Though this is perhaps the 10th song I’ve written about, I have to break the mold, already. So far, I’ve listened to each song a few times, collecting impressions new and old; I re-read the lyrics, correcting misinterpretations and connecting ideas.

Yet I refuse to listen to “Adults Only” again.

To engage with this song is to beckon a bird of prey, to accept its perch on your shoulder, to welcome its maw, which swiftly finds your ear, pressing your membranes, prodding them, slicing them, believing the deeper it gets, the more whole you’ll become. It won’t take long to find your cochlea, and your nerves. You were alone, then came the bird; now you’re new.

I remember how compromised I felt, how drenched and exhausted, after first listening to my brother’s copy of The Art of Storytelling. Slick Rick is a master storyteller, indeed. As a lifelong admirer of stories, their intentions and machinations, I should admit that, after first enduring it, I learned a few things from “Adults Only.” Thankfully, though, they were entirely about point of view.
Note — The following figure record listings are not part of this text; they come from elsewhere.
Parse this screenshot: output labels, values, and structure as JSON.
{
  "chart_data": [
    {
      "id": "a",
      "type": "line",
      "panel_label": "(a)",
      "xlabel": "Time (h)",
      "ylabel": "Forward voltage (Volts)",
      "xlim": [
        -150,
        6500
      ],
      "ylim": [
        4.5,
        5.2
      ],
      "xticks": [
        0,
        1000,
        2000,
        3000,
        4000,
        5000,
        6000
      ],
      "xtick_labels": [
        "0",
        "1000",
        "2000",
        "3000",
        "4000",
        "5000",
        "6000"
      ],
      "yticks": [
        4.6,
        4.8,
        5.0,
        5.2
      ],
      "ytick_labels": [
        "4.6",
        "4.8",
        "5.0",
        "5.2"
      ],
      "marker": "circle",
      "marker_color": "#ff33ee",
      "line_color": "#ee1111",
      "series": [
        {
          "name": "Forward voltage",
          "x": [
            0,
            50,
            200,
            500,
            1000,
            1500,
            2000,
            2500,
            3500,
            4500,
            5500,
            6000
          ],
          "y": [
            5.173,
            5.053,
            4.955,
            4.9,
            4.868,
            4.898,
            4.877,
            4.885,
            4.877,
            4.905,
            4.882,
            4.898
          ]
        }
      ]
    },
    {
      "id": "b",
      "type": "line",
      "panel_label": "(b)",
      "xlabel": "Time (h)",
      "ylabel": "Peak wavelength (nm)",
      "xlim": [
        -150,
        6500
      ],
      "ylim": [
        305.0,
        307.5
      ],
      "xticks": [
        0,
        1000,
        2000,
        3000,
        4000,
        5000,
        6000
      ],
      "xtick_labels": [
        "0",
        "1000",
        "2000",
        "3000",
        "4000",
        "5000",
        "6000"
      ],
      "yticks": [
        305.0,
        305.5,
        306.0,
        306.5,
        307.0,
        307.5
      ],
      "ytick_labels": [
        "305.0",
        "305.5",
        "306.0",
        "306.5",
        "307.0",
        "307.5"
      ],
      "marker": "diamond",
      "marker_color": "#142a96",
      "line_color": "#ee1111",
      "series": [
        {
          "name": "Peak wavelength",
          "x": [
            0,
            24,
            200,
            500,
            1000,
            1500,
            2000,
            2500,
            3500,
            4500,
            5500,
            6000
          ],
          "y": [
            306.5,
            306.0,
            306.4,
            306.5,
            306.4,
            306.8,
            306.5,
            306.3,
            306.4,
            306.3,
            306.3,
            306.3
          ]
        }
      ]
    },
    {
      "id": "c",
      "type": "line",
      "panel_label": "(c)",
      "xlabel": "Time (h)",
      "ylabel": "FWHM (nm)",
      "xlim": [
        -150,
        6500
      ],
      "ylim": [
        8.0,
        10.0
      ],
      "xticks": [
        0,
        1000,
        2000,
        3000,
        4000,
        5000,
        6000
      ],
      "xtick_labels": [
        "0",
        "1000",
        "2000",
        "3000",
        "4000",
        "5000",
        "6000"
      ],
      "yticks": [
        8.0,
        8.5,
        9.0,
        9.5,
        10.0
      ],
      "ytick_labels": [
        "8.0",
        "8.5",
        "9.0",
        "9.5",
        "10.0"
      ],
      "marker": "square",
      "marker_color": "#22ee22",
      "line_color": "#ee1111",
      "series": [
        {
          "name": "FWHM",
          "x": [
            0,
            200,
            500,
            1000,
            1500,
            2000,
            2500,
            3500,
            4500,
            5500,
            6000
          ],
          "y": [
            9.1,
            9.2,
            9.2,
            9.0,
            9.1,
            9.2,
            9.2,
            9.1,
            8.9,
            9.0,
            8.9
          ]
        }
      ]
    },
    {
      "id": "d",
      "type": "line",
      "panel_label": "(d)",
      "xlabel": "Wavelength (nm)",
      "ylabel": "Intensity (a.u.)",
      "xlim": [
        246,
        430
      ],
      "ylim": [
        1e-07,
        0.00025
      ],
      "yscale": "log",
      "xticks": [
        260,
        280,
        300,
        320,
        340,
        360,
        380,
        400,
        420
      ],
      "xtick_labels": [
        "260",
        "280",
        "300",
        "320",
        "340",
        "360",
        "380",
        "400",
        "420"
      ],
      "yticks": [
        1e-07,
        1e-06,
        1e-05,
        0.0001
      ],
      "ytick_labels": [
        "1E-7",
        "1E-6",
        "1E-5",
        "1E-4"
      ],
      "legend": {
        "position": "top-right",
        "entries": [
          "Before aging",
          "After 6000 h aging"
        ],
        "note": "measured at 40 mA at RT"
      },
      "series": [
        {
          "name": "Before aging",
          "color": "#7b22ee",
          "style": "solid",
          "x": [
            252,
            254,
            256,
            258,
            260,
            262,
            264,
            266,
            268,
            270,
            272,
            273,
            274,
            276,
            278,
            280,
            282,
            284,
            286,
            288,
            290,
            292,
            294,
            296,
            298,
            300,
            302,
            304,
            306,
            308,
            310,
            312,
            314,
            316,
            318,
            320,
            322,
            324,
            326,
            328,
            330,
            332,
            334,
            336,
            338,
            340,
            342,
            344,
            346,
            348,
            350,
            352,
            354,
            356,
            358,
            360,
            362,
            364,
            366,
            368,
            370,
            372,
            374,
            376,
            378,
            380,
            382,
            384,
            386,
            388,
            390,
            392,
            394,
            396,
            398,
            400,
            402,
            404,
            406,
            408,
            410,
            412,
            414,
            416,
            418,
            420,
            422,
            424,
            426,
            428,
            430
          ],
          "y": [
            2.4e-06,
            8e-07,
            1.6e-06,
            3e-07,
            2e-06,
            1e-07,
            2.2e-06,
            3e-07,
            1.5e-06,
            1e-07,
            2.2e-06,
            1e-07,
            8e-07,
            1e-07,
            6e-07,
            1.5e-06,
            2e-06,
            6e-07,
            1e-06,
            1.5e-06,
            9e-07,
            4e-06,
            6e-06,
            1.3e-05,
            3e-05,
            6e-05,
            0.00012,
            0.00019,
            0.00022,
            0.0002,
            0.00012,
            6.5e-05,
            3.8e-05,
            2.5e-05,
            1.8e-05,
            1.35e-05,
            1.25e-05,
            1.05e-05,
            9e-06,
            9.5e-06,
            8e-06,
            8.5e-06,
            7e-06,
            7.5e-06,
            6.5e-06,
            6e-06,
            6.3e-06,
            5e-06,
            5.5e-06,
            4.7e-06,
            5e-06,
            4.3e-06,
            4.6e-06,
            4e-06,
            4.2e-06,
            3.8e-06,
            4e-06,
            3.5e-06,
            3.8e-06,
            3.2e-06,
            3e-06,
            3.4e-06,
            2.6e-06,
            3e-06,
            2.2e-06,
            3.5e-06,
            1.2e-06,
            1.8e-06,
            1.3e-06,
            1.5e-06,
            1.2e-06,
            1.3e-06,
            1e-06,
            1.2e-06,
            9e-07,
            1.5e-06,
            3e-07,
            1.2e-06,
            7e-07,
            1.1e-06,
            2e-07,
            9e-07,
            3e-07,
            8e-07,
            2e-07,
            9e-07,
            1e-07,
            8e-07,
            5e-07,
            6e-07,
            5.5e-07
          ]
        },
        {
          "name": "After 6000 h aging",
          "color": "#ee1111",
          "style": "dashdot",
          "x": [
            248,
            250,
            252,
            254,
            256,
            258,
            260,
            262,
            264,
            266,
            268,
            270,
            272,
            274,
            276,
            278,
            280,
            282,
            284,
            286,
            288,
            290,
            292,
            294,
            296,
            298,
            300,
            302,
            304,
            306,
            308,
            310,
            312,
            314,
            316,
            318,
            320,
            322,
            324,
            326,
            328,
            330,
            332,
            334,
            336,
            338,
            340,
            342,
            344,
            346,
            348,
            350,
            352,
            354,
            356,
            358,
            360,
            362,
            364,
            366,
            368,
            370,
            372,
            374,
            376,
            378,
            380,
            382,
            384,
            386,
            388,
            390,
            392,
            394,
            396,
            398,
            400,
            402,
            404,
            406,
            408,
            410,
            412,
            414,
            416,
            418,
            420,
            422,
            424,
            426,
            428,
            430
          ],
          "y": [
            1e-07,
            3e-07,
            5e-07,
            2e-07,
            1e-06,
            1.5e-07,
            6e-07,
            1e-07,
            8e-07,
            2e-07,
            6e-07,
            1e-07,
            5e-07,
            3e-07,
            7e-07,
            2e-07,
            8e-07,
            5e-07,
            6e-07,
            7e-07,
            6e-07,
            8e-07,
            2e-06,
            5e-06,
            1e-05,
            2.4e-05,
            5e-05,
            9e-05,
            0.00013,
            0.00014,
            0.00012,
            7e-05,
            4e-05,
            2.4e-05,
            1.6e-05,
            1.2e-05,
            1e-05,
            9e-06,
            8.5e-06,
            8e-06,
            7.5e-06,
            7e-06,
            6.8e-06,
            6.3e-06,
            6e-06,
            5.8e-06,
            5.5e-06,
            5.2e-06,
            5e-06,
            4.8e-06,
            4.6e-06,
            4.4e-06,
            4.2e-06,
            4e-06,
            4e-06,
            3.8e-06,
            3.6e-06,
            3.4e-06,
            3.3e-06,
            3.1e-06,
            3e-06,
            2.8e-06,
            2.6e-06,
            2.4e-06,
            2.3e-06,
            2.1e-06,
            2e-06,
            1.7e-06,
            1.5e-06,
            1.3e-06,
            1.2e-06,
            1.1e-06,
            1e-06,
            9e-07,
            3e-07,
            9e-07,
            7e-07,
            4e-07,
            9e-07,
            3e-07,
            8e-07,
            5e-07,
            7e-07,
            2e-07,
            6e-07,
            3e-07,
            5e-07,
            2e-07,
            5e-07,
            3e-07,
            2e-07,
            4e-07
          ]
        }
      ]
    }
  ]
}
In “Adults Only,” we have a self-proclaimed “Ruler” seeing, and seeding, his domain.

In no time at all, Rick’s mouth starts “foamin’,” and the misrepresentations begin. To the egomaniacal and twisted, perspiration has only one inspiration. And it isn’t nerves. He mentions playing “his cards right,” as if he bothered to deal his date a hand. Cackling with laid back, sinister glee, Rick performs one parlor trick after another; after all, he holds all the cards. Personification as an assistant - “the hungry little butthole,” “the table was barrin’ her” - and simile as an accomplice - “She said it felt like a bulldozer boring her,” “I’m all over her like an octopus” - Rick self serves, victims be damned, ignored, and expended.

And yet - she has her say in the end. A simple denouement: “More, more, more!” A final lesson: a story does not require hope or realism to conclude. A work of fiction just needs to finish.